The show I attended on a Sunday was staged before a full house, though some could not sit through the entire three-hour play (which had no intermission).
Indeed, if there is anything this production can be criticized for, it is the fact it proves long, far too long.
Even though the director, at one point during the show (specifically after an altercation between an usher and a lady in the audience who refused to turn off a cell phone that would not stop ringing), apologized for the duration of the play and called the piece a “work in progress”, it is a shortcoming that undermines the impact of the performance as a whole.
Cloaca stages the reunion of four men who were close friends when young.
In the twenty years they were apart, the characters grew distant from one another. The gathering questions conceptions, precepts, fears and longings that reveal the concealed identities of people.
Relying on a minimalist but balanced set decor, the work, divided into “chapters”, makes use of audiovisual materials and improvisation to imbue the experience with a fresh and spontaneous dynamic.
What drew my attention the most is the notable inclusion of self-referential elements (and I sincerely don’t know whether the original play does something similar).
The fact one of the characters visually embodies the director of the play and that some of the latter’s works (such as the film Contigo pan y cebolla or La Hijastra), turns the work into a declaration of principles with a fair degree of personal catharsis.
It is also important to stress that, in a way, the stage play seeks to submerge the audience in Cuba’s artistic context and tries to reveal its clumsiness, corruption and other of its characteristics.

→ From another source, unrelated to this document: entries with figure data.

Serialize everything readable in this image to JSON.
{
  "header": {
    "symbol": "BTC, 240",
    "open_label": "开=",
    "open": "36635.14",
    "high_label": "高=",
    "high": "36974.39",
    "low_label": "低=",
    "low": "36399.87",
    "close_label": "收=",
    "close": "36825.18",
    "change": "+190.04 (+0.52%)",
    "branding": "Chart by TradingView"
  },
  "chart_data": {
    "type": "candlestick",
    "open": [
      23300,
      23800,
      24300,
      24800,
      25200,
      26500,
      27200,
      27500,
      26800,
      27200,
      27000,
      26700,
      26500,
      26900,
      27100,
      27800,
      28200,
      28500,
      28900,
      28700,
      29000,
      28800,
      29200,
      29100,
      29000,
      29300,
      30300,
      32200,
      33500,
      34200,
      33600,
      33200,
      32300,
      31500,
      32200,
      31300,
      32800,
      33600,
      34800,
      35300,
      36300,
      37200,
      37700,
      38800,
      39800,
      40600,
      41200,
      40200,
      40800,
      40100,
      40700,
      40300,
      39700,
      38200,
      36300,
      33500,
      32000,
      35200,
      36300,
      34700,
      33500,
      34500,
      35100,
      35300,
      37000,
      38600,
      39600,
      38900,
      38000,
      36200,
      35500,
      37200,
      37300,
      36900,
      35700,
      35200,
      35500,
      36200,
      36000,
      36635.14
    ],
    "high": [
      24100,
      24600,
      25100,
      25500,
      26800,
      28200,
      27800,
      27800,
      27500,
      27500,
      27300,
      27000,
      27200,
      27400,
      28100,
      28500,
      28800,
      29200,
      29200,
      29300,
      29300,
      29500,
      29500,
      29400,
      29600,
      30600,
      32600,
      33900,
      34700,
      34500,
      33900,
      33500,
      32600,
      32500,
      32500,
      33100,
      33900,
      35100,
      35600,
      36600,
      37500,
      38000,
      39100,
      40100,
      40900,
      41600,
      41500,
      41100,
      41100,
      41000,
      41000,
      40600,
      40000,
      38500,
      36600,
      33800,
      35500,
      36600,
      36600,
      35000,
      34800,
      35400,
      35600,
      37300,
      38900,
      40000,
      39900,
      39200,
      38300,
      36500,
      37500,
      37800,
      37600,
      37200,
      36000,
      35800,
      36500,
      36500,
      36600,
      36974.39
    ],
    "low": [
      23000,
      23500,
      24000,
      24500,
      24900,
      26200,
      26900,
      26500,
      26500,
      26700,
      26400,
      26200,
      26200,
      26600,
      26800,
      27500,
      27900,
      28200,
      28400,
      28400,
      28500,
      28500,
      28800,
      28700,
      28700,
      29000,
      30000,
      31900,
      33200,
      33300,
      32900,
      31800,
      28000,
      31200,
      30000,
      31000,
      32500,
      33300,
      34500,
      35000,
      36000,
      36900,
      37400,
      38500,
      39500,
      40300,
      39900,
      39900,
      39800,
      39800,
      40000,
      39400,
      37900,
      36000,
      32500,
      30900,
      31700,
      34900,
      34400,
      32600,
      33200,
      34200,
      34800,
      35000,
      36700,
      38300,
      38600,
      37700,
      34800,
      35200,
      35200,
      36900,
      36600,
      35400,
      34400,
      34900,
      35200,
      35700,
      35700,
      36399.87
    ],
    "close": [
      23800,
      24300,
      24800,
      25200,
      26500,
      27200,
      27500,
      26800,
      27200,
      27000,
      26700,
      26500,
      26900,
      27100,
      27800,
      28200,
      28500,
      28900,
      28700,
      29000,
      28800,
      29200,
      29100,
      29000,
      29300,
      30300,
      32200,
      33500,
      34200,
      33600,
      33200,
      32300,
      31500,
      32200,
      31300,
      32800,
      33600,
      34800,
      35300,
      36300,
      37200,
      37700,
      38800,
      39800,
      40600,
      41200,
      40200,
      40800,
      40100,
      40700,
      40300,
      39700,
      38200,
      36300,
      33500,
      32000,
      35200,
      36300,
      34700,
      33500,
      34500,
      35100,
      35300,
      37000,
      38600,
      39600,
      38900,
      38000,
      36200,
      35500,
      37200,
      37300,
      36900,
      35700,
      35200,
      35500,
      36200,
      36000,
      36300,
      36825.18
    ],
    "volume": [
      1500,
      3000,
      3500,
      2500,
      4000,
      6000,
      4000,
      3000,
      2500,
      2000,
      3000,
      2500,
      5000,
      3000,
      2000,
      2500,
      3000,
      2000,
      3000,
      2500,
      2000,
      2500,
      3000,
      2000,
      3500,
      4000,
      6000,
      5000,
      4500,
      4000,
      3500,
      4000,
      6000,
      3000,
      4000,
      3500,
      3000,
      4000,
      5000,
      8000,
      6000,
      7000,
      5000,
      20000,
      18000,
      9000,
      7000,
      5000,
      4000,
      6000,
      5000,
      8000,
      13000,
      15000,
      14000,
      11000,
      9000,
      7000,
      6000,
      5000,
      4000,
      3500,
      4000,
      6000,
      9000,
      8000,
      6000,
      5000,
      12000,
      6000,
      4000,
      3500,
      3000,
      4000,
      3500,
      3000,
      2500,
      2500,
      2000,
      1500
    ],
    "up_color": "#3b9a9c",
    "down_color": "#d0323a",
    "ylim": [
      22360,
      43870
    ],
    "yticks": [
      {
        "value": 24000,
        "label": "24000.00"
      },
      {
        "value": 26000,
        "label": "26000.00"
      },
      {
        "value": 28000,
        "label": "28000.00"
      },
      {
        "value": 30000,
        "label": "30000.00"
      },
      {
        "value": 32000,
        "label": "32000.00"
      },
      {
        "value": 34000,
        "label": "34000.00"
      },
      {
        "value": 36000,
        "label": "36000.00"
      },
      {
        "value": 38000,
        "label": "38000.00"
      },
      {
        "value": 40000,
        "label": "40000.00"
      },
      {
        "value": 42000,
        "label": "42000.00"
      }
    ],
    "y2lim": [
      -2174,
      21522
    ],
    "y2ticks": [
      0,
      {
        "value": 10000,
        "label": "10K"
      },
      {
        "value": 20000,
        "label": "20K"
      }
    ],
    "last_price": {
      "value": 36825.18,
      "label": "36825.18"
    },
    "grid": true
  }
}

Cloaca was staged at El Sotano throughout December. The play will be staged at the Adolfo Llaurado and Raquel Revuelta theaters in January and February, respectively. The shortcomings of these first shows (such as repeated dialogues, “curse words” and screaming among the characters, which lose the desired effect as the work unfolds) will likely be reviewed by the El Ingenio theater group so as to improve the performance.